Marijuana: Where Do VOTERS Stand?
Now we know that in Oregon, Alaska, and the District of Columbia, the voters stand with legalizing the recreational use of marijuana. This would not have been welcome news to Harry Anslinger, who more than any other person was responsible for restricting access to this substance.
When Harry Anslinger became the first head of the Federal Bureau of Narcotics in 1930, marijuana had been a mainstream medication for almost 100 years, and recreational use was not a major national concern. During the next 50 years, Harry Anslinger effectively convinced key legal and administrative organizations to criminalize almost any involvement with it. He accomplished this by hard work and knowing how to manipulate these organizations. In addition, he shamelessly exaggerated the dangers of marijuana in such venues as the now ridiculed the film Reefer Madness.
As a result of his energetic and determined campaign against marijuana:
- Many states passed laws prohibiting its use.
- Its use became illegal on a federal level in 1937 when the U.S. Congress enacted the Marijuana Tax Act, despite the active opposition of the AMA. Later deemed unconstitutional, this law restricted use to medical purposes only, but made the paperwork so burdensome that most physicians stopped prescribing it.

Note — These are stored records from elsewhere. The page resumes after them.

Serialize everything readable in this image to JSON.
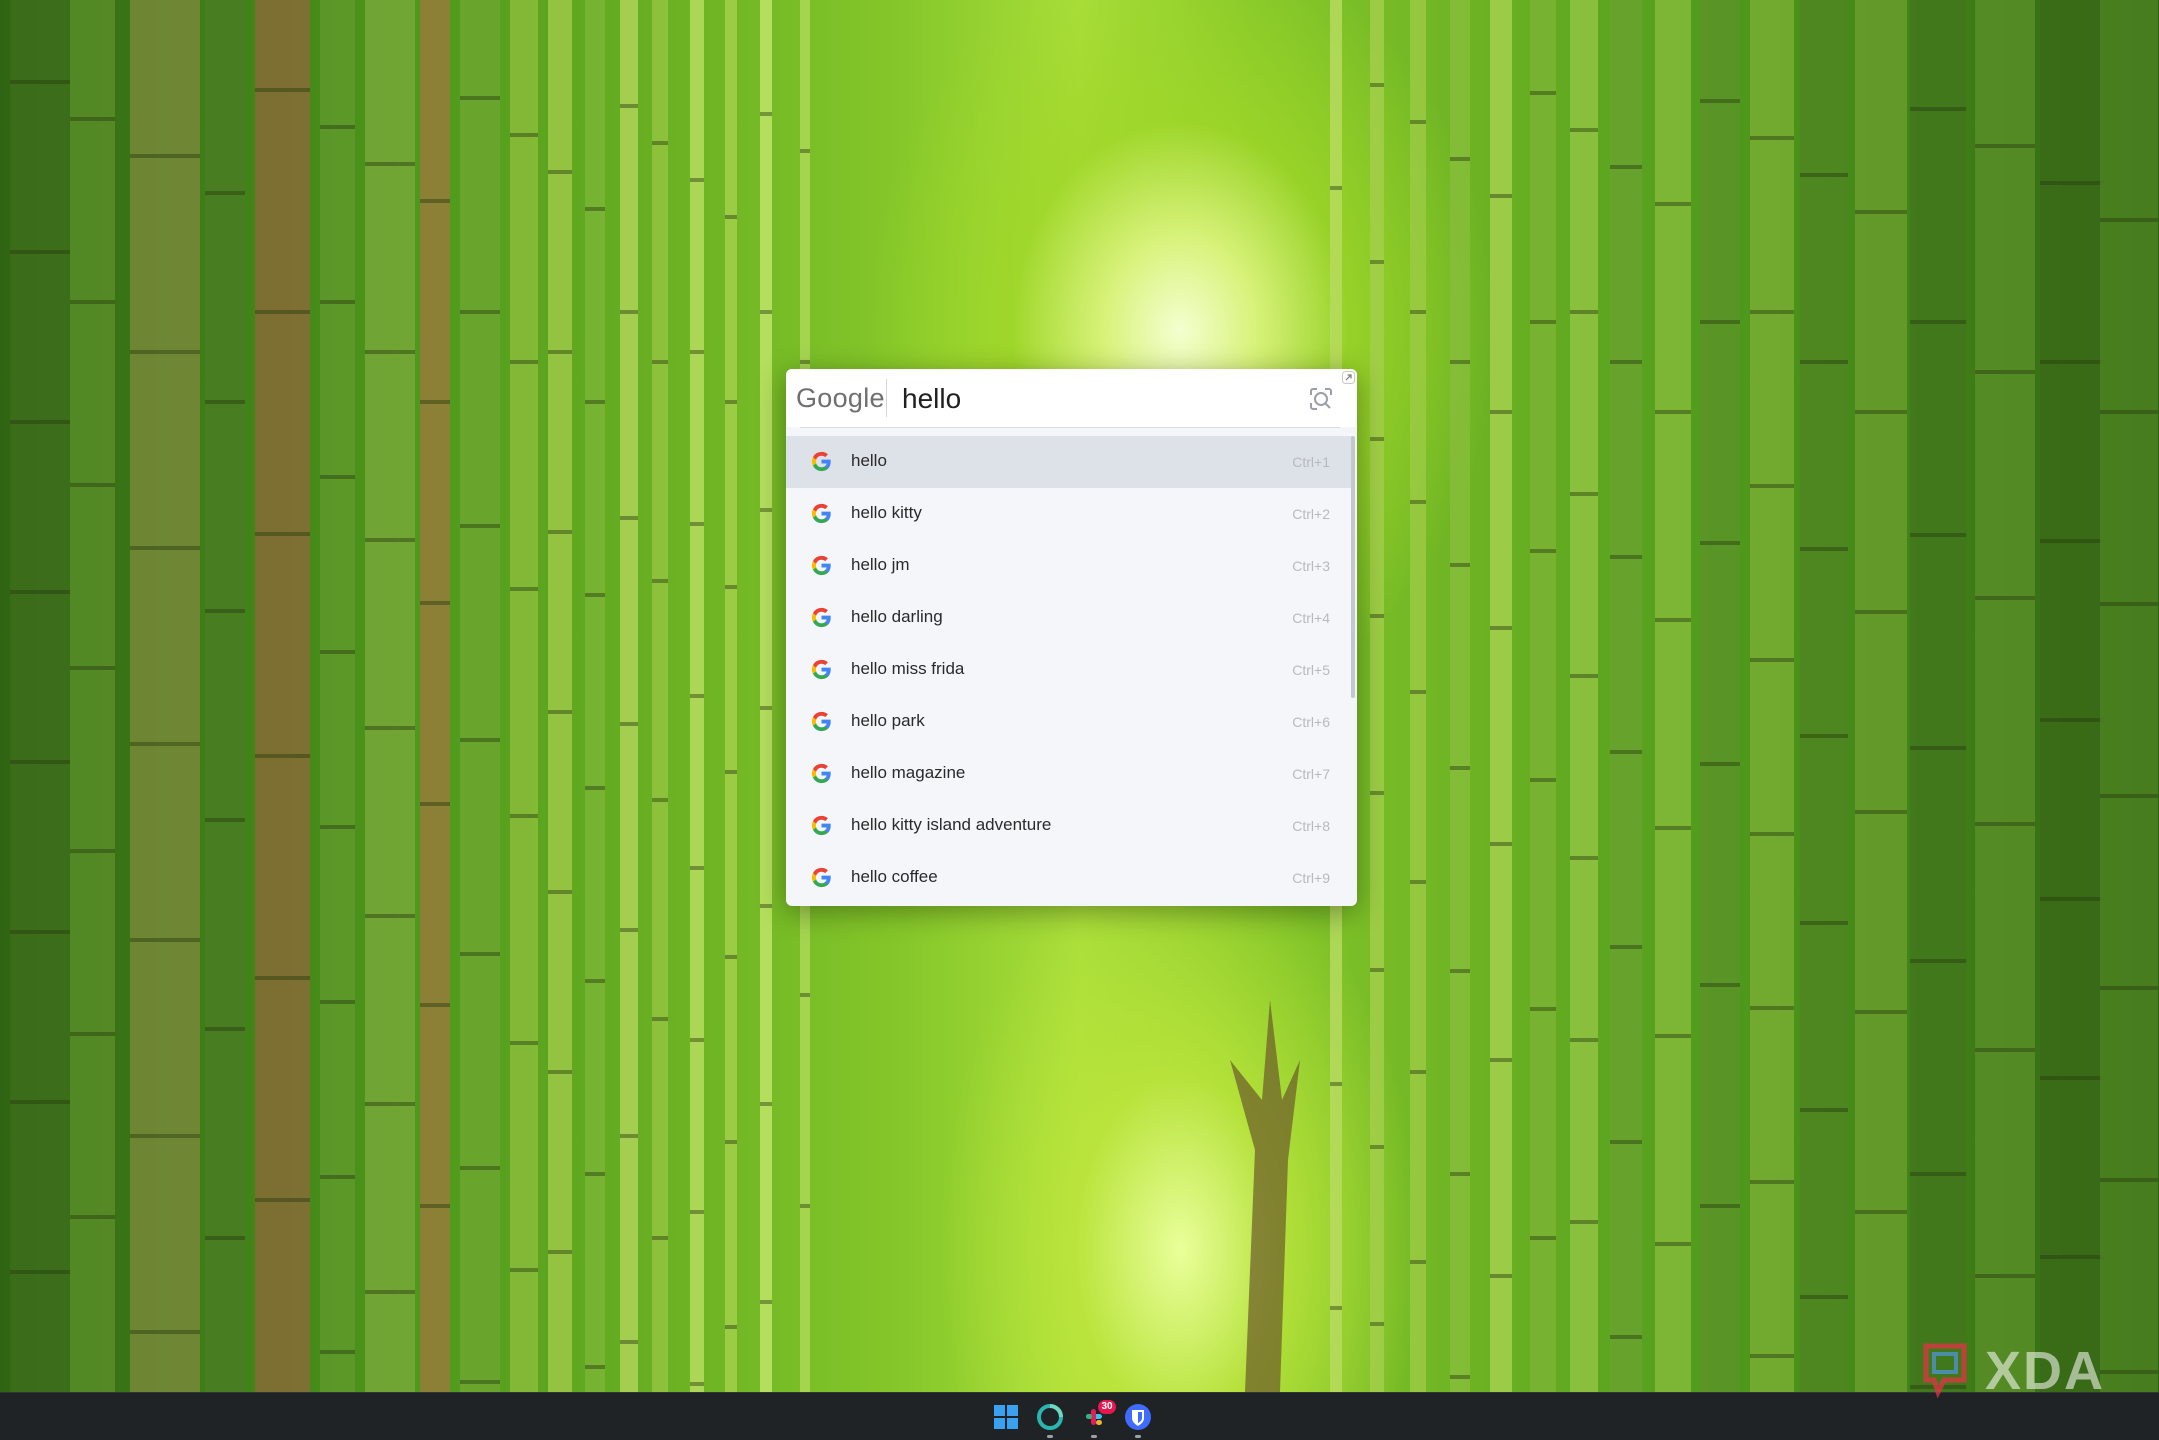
{
  "search": {
    "provider": "Google",
    "query": "hello",
    "suggestions": [
      {
        "text": "hello",
        "shortcut": "Ctrl+1",
        "selected": true
      },
      {
        "text": "hello kitty",
        "shortcut": "Ctrl+2"
      },
      {
        "text": "hello jm",
        "shortcut": "Ctrl+3"
      },
      {
        "text": "hello darling",
        "shortcut": "Ctrl+4"
      },
      {
        "text": "hello miss frida",
        "shortcut": "Ctrl+5"
      },
      {
        "text": "hello park",
        "shortcut": "Ctrl+6"
      },
      {
        "text": "hello magazine",
        "shortcut": "Ctrl+7"
      },
      {
        "text": "hello kitty island adventure",
        "shortcut": "Ctrl+8"
      },
      {
        "text": "hello coffee",
        "shortcut": "Ctrl+9"
      }
    ]
  },
  "taskbar": {
    "icons": [
      "windows-start-icon",
      "copilot-icon",
      "slack-icon",
      "bitwarden-icon"
    ],
    "notification_badge": "30"
  },
  "watermark": {
    "text": "XDA"
  },
  "colors": {
    "popup_background": "#f4f6f9",
    "selected_row": "#dde1e8",
    "taskbar": "#1f2326",
    "google_blue": "#4285F4",
    "google_red": "#EA4335",
    "google_yellow": "#FBBC05",
    "google_green": "#34A853"
  }
}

- Medical use was further reduced by its removal in 1942 from U.S. Pharmacopeia, where it had been listed for almost 100 years.
- International prohibition evolved, culminating in 1961 in a United Nations Single Convention, much to the delight of Harry Anslinger.
- It was classified as a Schedule 1 drug in the Controlled Drug Substances Act of 1970, along with heroin and other substances deemed to have a “high potential for abuse” and “no currently accepted medical use in treatment.” This designation discouraged legitimate scientific research, leaving physicians in the dark about its true level of dangerousness as well as its possible medical benefits.
During the last 50 years, government officials from law enforcement and medical agencies have continued to emphasize the dangers of marijuana, equating it with heroin and cocaine rather than with alcohol and tobacco.
American voters, however, are beginning to open the legal closet in which Harry Anslinger had so effectively locked marijuana. They seem to be sending lawmakers a message that resonates with clinicians as well: Rather than continue to deal with the problems that are associated with marijuana being illegal, we would prefer to work on a different set of problems – those that will result from making it legal again. Hopefully, even those with opposing views, we will collaborate on finding solutions.